The following measures walk through the IMCC calculation and can be found in the bookmark: Basel Framework → IMA → IMCC.
The calculations start with the P&L vectors. These can be queried using the PnL Expand measure.
The P&L vectors are defined per Liquidity Horizon, Risk Class, and Data Set. Aggregation across these levels is not defined, so each of these levels must be present in queries for this measure.
Additionally, PnL Expand expands the P&L vector along the Scenarios analysis hierarchy.
Next, the ES (Basic) measure calculates the expected shortfall from the P&L vector.
Again, there is no aggregation across the Liquidity Horizon, Risk Class, and Data Set levels and they must be present in queries for this measure.
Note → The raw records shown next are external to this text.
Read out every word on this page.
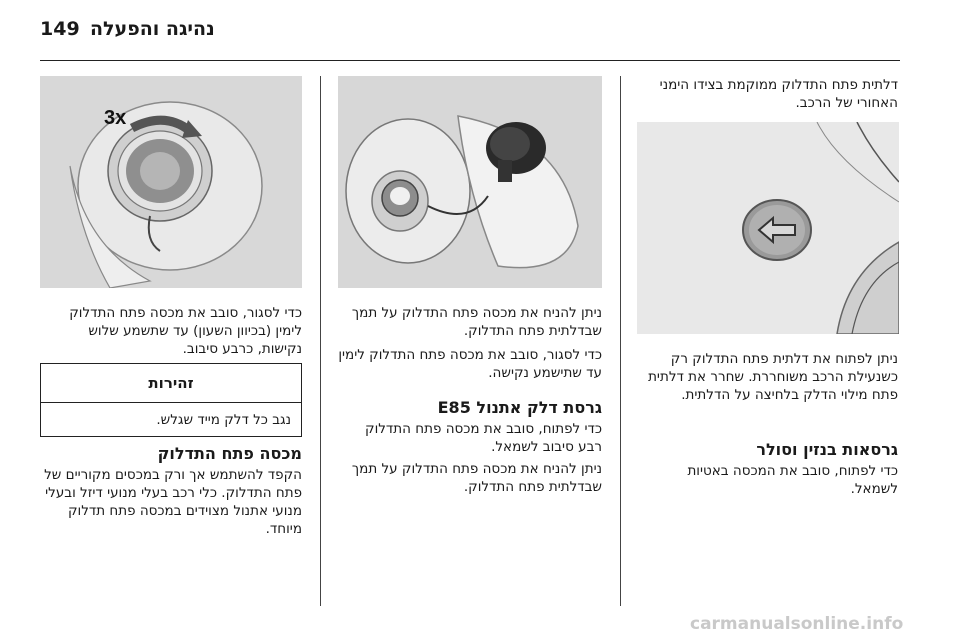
149 נהיגה והפעלה
דלתית פתח התדלוק ממוקמת בצידו הימני האחורי של הרכב.
ניתן לפתוח את דלתית פתח התדלוק רק כשנעילת הרכב משוחררת. שחרר את דלתית פתח מילוי הדלק בלחיצה על הדלתית.
גרסאות בנזין וסולר
כדי לפתוח, סובב את המכסה באטיות לשמאל.
ניתן להניח את מכסה פתח התדלוק על תמך שבדלתית פתח התדלוק.
כדי לסגור, סובב את מכסה פתח התדלוק לימין עד שתישמע נקישה.
גרסת דלק אתנול E85
כדי לפתוח, סובב את מכסה פתח התדלוק רבע סיבוב לשמאל.
ניתן להניח את מכסה פתח התדלוק על תמך שבדלתית פתח התדלוק.
3x
כדי לסגור, סובב את מכסה פתח התדלוק לימין (בכיוון השעון) עד שתשמע שלוש נקישות, כרבע סיבוב.
זהירות
נגב כל דלק מייד שגלש.
מכסה פתח התדלוק
הקפד להשתמש אך ורק במכסים מקוריים של פתח התדלוק. כלי רכב בעלי מנועי דיזל ובעלי מנועי אתנול מצוידים במכסה פתח תדלוק מיוחד.
carmanualsonline.info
The confidence level comes from the ima.es.confidence-level parameter, and defaults to 97.5%.
The ES (Liquidity Adj.) measure combines the expected shortfall across liquidity horizons, by performing the liquidity adjustment of MAR 33.4.
The Data Set and Risk Class levels must still be present in queries for this measure.
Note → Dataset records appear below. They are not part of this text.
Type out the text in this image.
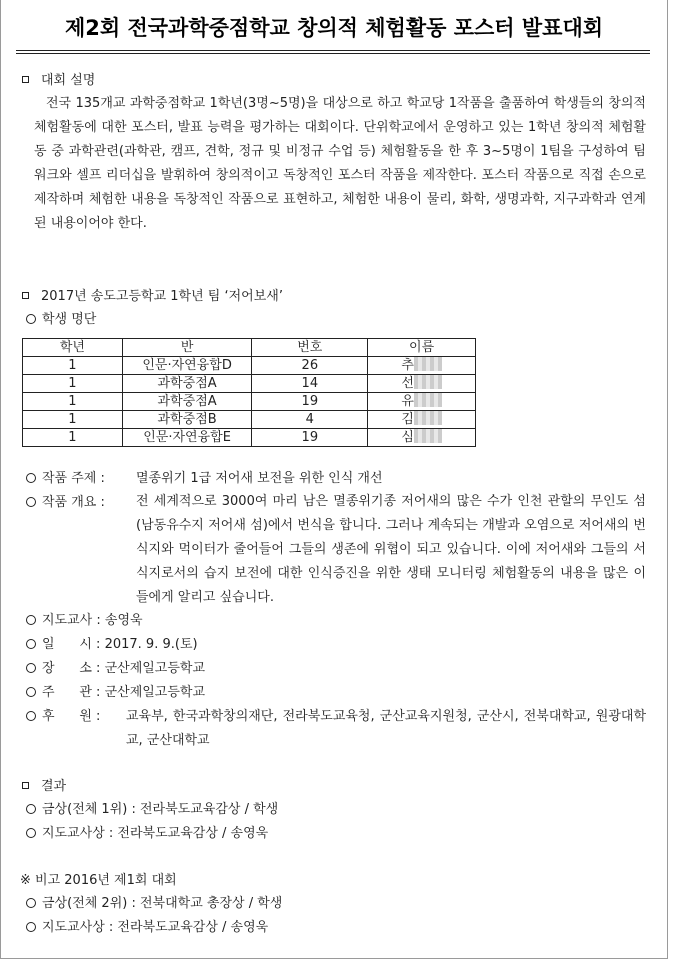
제2회 전국과학중점학교 창의적 체험활동 포스터 발표대회
대회 설명
전국 135개교 과학중점학교 1학년(3명~5명)을 대상으로 하고 학교당 1작품을 출품하여 학생들의 창의적체험활동에 대한 포스터, 발표 능력을 평가하는 대회이다. 단위학교에서 운영하고 있는 1학년 창의적 체험활동 중 과학관련(과학관, 캠프, 견학, 정규 및 비정규 수업 등) 체험활동을 한 후 3~5명이 1팀을 구성하여 팀워크와 셀프 리더십을 발휘하여 창의적이고 독창적인 포스터 작품을 제작한다. 포스터 작품으로 직접 손으로 제작하며 체험한 내용을 독창적인 작품으로 표현하고, 체험한 내용이 물리, 화학, 생명과학, 지구과학과 연계된 내용이어야 한다.
2017년 송도고등학교 1학년 팀 ‘저어보새’
학생 명단
학년	반	번호	이름
1	인문·자연융합D	26	추
1	과학중점A	14	선
1	과학중점A	19	유
1	과학중점B	4	김
1	인문·자연융합E	19	심
작품 주제 : 멸종위기 1급 저어새 보전을 위한 인식 개선
작품 개요 : 전 세계적으로 3000여 마리 남은 멸종위기종 저어새의 많은 수가 인천 관할의 무인도 섬(남동유수지 저어새 섬)에서 번식을 합니다. 그러나 계속되는 개발과 오염으로 저어새의 번식지와 먹이터가 줄어들어 그들의 생존에 위협이 되고 있습니다. 이에 저어새와 그들의 서식지로서의 습지 보전에 대한 인식증진을 위한 생태 모니터링 체험활동의 내용을 많은 이들에게 알리고 싶습니다.
지도교사 : 송영욱
일      시 : 2017. 9. 9.(토)
장      소 : 군산제일고등학교
주      관 : 군산제일고등학교
후      원 : 교육부, 한국과학창의재단, 전라북도교육청, 군산교육지원청, 군산시, 전북대학교, 원광대학교, 군산대학교
결과
금상(전체 1위) : 전라북도교육감상 / 학생
지도교사상 : 전라북도교육감상 / 송영욱
※ 비고 2016년 제1회 대회
금상(전체 2위) : 전북대학교 총장상 / 학생
지도교사상 : 전라북도교육감상 / 송영욱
The value of T comes from the ima.base-horizon parameter, and defaults to 10.
The ES (Model Variation) measure is the ratio of the expected shortfall of the reduced, current dataset with the full, current dataset. As per MAR 33.5 (2)(b), this should be at least 75%.
The Risk Class level must still be present in queries for this measure.
The ES (Capital) measure combines the expected shortfall across datasets to calibrate it to the period of stress, according to MAR 33.6.
The Risk Class level must still be present in queries for this measure.
The ES (Capital Constrained) measure is the sum of ES (Capital) over the risk-classes, excluding the “allin” risk-class.
The Omega measure is the value of ω in the MAR 33.15 FAQ.
The IMCC measure uses the ES (Capital Constrained) and ES (Capital Unconstrained) measures to calculate IMCC in MAR 33.15.
The value of ρ comes from the ima.rho.imcc parameter, and defaults to 0.5.